Labs

Behavioral Neuroscience Lab is a systems neuroscience laboratory investigating the neuronal basis of fear memory, depression and anxiety. We utilize various anatomical, electrophysiological and behavioral techniques in rodents to study the specific neuronal subcircuits and differential functions of several limbic brain structures in the aforementioned cognitive-affective processes. We constitute a large research group with graduate and undergraduate students from diverse academic backgrounds.

Please check out the applicants page if you are interested in joining our scientific endeavor for a short-term training or a graduate study at Boğaziçi University.

PI : Güneş Ünal

In Cognitive Processes Laboratory, we are doing mainly basic but also some applied research.

Our main areas of research are working memory, visual/spatial working memory, memory for music, metamemory, and culture and cognition as well as memory processes in psychopathology and levels of awareness.

PI : Esra Mungan

Our laboratory studies the somatosensory system, specifically the sense of touch by using various experimental techniques. We have separate setups dedicated to single/multi-electrode spike recording and microinjection in neurophysiology, human psychophysics, and behavioral experiments in rats. We mainly do histology, neurophysiology and pharmacological interventions on frogs, rats, and rabbits. The psychophysics setup is used on human subjects for collecting behavioral, evoked potential, and EEG data.

PI : Burak Güçlü

Bogazici University Vision Laboratory is a research unit founded under the Department of Psychology in 2015 with the contribution of Bogazici University Scientific Research Projects Start-Up Funding Scheme awarded to Dr İnci Ayhan as principal investigator. Committed to the interdisciplinary research of human vision, our lab team consists of cognitive science master students, as well as graduate and undergraduate psychology students.

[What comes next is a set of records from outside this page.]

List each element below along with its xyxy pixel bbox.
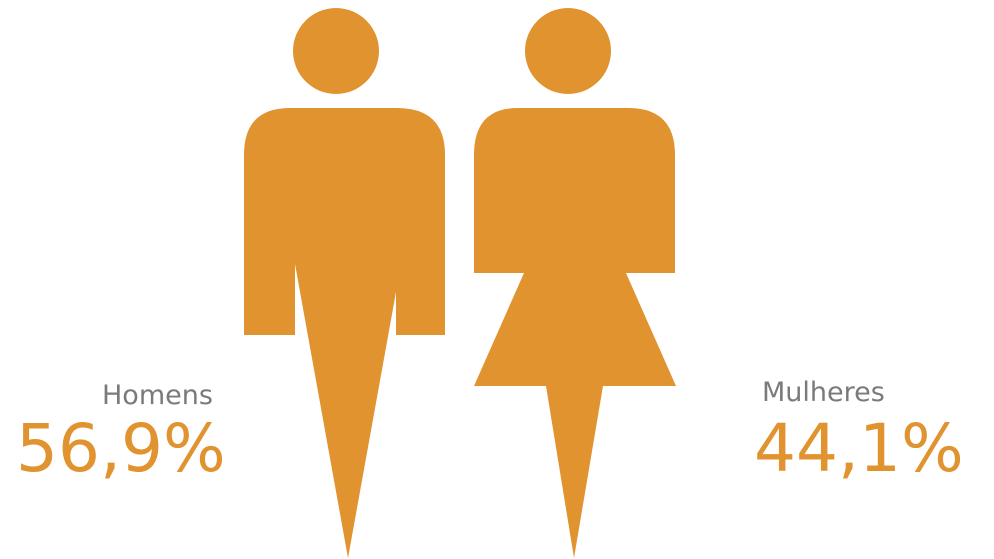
data-label-men: 56,9%	[16, 410, 226, 487]
category-label-men: Homens	[102, 380, 213, 411]
data-label-women: 44,1%	[754, 410, 964, 487]
category-label-women: Mulheres	[762, 377, 885, 408]
female-figure-head	[525, 8, 611, 94]
male-figure-icon	[244, 8, 445, 558]
male-figure-head	[293, 8, 379, 94]
female-figure-body	[474, 108, 676, 558]
male-figure-body	[244, 108, 445, 558]
female-figure-icon	[474, 8, 676, 558]
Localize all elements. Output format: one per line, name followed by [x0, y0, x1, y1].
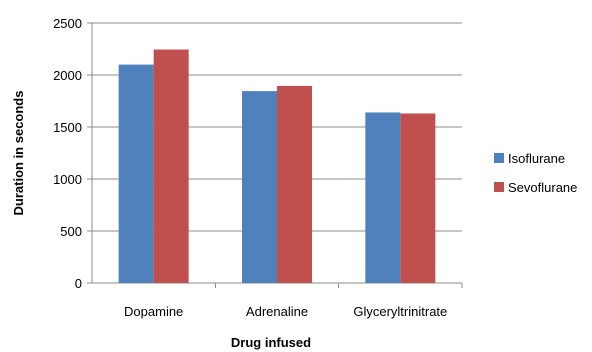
legend-swatch-sevoflurane	[494, 182, 504, 192]
x-tick-labels: Dopamine Adrenaline Glyceryltrinitrate	[124, 283, 463, 319]
y-tick-labels: 0 500 1000 1500 2000 2500	[53, 16, 92, 291]
y-axis-title: Duration in seconds	[11, 91, 26, 216]
legend-label-isoflurane: Isoflurane	[508, 151, 565, 166]
bar-sevoflurane-dopamine	[153, 49, 189, 283]
bar-sevoflurane-adrenaline	[277, 85, 312, 283]
bar-isoflurane-dopamine	[118, 64, 154, 283]
y-tick-label: 1000	[53, 172, 82, 187]
x-tick-label: Adrenaline	[246, 304, 308, 319]
bars	[118, 49, 436, 284]
y-tick-label: 500	[60, 224, 82, 239]
bar-isoflurane-adrenaline	[242, 91, 277, 284]
y-tick-label: 0	[75, 276, 82, 291]
bar-sevoflurane-glyceryltrinitrate	[400, 113, 436, 283]
x-tick-label: Dopamine	[124, 304, 183, 319]
y-tick-label: 2500	[53, 16, 82, 31]
x-axis-title: Drug infused	[231, 335, 311, 350]
x-tick-label: Glyceryltrinitrate	[353, 304, 447, 319]
bar-isoflurane-glyceryltrinitrate	[365, 112, 401, 283]
legend-swatch-isoflurane	[494, 153, 504, 163]
y-tick-label: 1500	[53, 120, 82, 135]
y-tick-label: 2000	[53, 68, 82, 83]
legend: Isoflurane Sevoflurane	[494, 151, 577, 195]
legend-label-sevoflurane: Sevoflurane	[508, 180, 577, 195]
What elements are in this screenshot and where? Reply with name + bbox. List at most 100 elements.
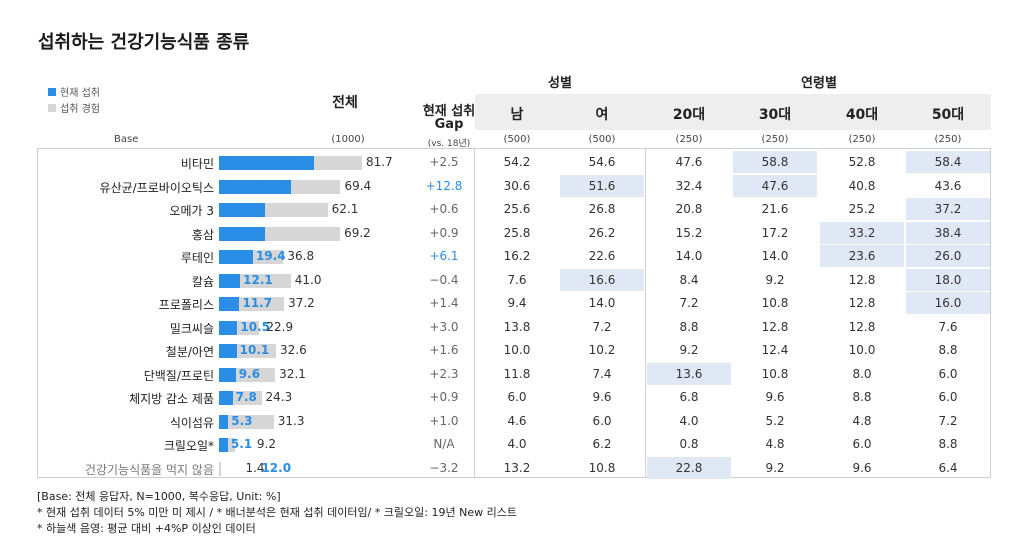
table-cell-age40: 4.8 <box>852 413 872 428</box>
header-age40: 40대 <box>845 107 879 123</box>
table-cell-female: 6.2 <box>592 437 612 451</box>
table-cell-age40: 12.8 <box>848 272 876 287</box>
header-female: 여 <box>595 107 609 123</box>
current-value-label: 19.4 <box>255 249 286 263</box>
table-cell-age30: 14.0 <box>761 249 789 263</box>
current-value-label: 26.0 <box>228 225 259 240</box>
table-cell-age50: 8.8 <box>938 343 958 357</box>
header-male: 남 <box>510 107 524 123</box>
base-label: Base <box>114 134 139 145</box>
current-bar <box>219 156 315 170</box>
table-cell-age30: 58.8 <box>733 151 817 173</box>
category-label: 칼슘 <box>191 274 214 289</box>
table-cell-age30: 10.8 <box>761 366 789 381</box>
table-cell-age20: 22.8 <box>647 456 731 479</box>
table-cell-age20: 15.2 <box>675 225 703 240</box>
legend-current-swatch <box>48 87 56 96</box>
table-cell-age20: 13.6 <box>647 362 731 385</box>
table-cell-male: 9.4 <box>507 296 527 310</box>
table-row: 밀크씨슬 10.5 22.9 +3.0 13.8 7.2 8.8 12.8 12.8 7.6 <box>0 316 1024 340</box>
divider-gender <box>645 148 646 478</box>
current-value-label: 9.6 <box>238 366 261 381</box>
gap-value: +3.0 <box>429 319 459 334</box>
category-label: 오메가 3 <box>169 204 214 218</box>
experience-value-label: 62.1 <box>331 202 359 216</box>
header-age20: 20대 <box>672 107 706 123</box>
table-cell-male: 54.2 <box>503 155 531 169</box>
table-cell-age20: 0.8 <box>679 437 699 451</box>
current-value-label: 12.0 <box>261 460 292 475</box>
table-cell-age40: 40.8 <box>848 178 876 193</box>
table-cell-age50: 37.2 <box>906 198 990 220</box>
current-value-label: 5.1 <box>230 437 253 451</box>
header-band <box>475 94 991 130</box>
table-cell-age50: 6.4 <box>938 460 958 475</box>
table-cell-age50: 7.6 <box>938 319 958 334</box>
table-cell-age20: 8.8 <box>679 319 699 334</box>
gap-value: −0.4 <box>429 272 459 287</box>
category-label: 루테인 <box>180 251 214 265</box>
experience-value-label: 41.0 <box>294 272 322 287</box>
current-bar <box>219 391 233 405</box>
current-value-label: 10.5 <box>240 319 270 334</box>
table-cell-age20: 6.8 <box>679 390 699 404</box>
table-row: 철분/아연 10.1 32.6 +1.6 10.0 10.2 9.2 12.4 10.0 8.8 <box>0 339 1024 363</box>
table-cell-age50: 6.0 <box>938 390 958 404</box>
footnote-1: [Base: 전체 응답자, N=1000, 복수응답, Unit: %] <box>37 490 281 503</box>
category-label: 프로폴리스 <box>158 298 214 312</box>
base-age40: (250) <box>848 134 876 145</box>
experience-value-label: 31.3 <box>277 413 305 428</box>
header-gender: 성별 <box>548 76 572 91</box>
table-cell-age20: 47.6 <box>675 155 703 169</box>
table-cell-age50: 18.0 <box>906 268 990 291</box>
base-total: (1000) <box>331 134 365 145</box>
legend-experience-label: 섭취 경험 <box>60 104 100 115</box>
table-cell-age30: 4.8 <box>765 437 785 451</box>
table-cell-female: 26.2 <box>588 225 616 240</box>
table-row: 비타민 54.4 81.7 +2.5 54.2 54.6 47.6 58.8 52.8 58.4 <box>0 151 1024 175</box>
table-cell-age40: 25.2 <box>848 202 876 216</box>
legend-current-label: 현재 섭취 <box>60 88 100 99</box>
page-title: 섭취하는 건강기능식품 종류 <box>38 32 250 53</box>
header-age30: 30대 <box>758 107 792 123</box>
table-cell-age40: 23.6 <box>820 245 904 267</box>
table-cell-female: 10.8 <box>588 460 616 475</box>
current-value-label: 41.1 <box>254 178 285 193</box>
gap-value: +1.6 <box>429 343 459 357</box>
base-age50: (250) <box>934 134 962 145</box>
base-age30: (250) <box>761 134 789 145</box>
table-cell-age30: 5.2 <box>765 413 785 428</box>
experience-value-label: 69.2 <box>344 225 371 240</box>
gap-value: N/A <box>433 437 455 451</box>
category-label: 체지방 감소 제품 <box>129 392 214 406</box>
table-cell-age50: 43.6 <box>934 178 962 193</box>
footnote-3: * 하늘색 음영: 평균 대비 +4%P 이상인 데이터 <box>37 522 256 535</box>
experience-value-label: 36.8 <box>287 249 315 263</box>
gap-value: +0.6 <box>429 202 459 216</box>
table-cell-age40: 12.8 <box>848 319 876 334</box>
category-label: 밀크씨슬 <box>169 321 214 336</box>
table-cell-age40: 33.2 <box>820 221 904 244</box>
table-cell-age30: 9.6 <box>765 390 785 404</box>
header-age50: 50대 <box>931 107 965 123</box>
table-cell-age20: 14.0 <box>675 249 703 263</box>
experience-value-label: 1.4 <box>245 460 265 475</box>
header-total: 전체 <box>332 95 358 111</box>
table-row: 오메가 3 26.2 62.1 +0.6 25.6 26.8 20.8 21.6 25.2 37.… <box>0 198 1024 222</box>
category-label: 단백질/프로틴 <box>143 368 214 383</box>
table-cell-age50: 8.8 <box>938 437 958 451</box>
table-cell-age40: 10.0 <box>848 343 876 357</box>
current-value-label: 10.1 <box>239 343 270 357</box>
base-age20: (250) <box>675 134 703 145</box>
current-bar <box>219 438 228 452</box>
table-row: 단백질/프로틴 9.6 32.1 +2.3 11.8 7.4 13.6 10.8 8.0 6.0 <box>0 362 1024 387</box>
gap-value: +0.9 <box>429 390 459 404</box>
table-cell-age30: 9.2 <box>765 272 785 287</box>
table-cell-female: 26.8 <box>588 202 616 216</box>
category-label: 홍삼 <box>191 227 214 242</box>
table-cell-female: 54.6 <box>588 155 616 169</box>
table-cell-age20: 7.2 <box>679 296 699 310</box>
table-cell-age50: 7.2 <box>938 413 958 428</box>
table-cell-female: 10.2 <box>588 343 616 357</box>
current-bar <box>219 320 238 335</box>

Our ongoing projects mainly focus on the psychophysical investigation of time perception, visuo-motor interaction, scene recognition, motion prediction and emotionally ambiguous faces. We are also connected to the Department of Computer Engineering via collaborative computational work and to the Department of Philosophy via reading groups and co-supervised thesis projects. Our international collaborators include Prof Alan Johnston, Dr Shinya Nishida and Prof Johannes Zanker.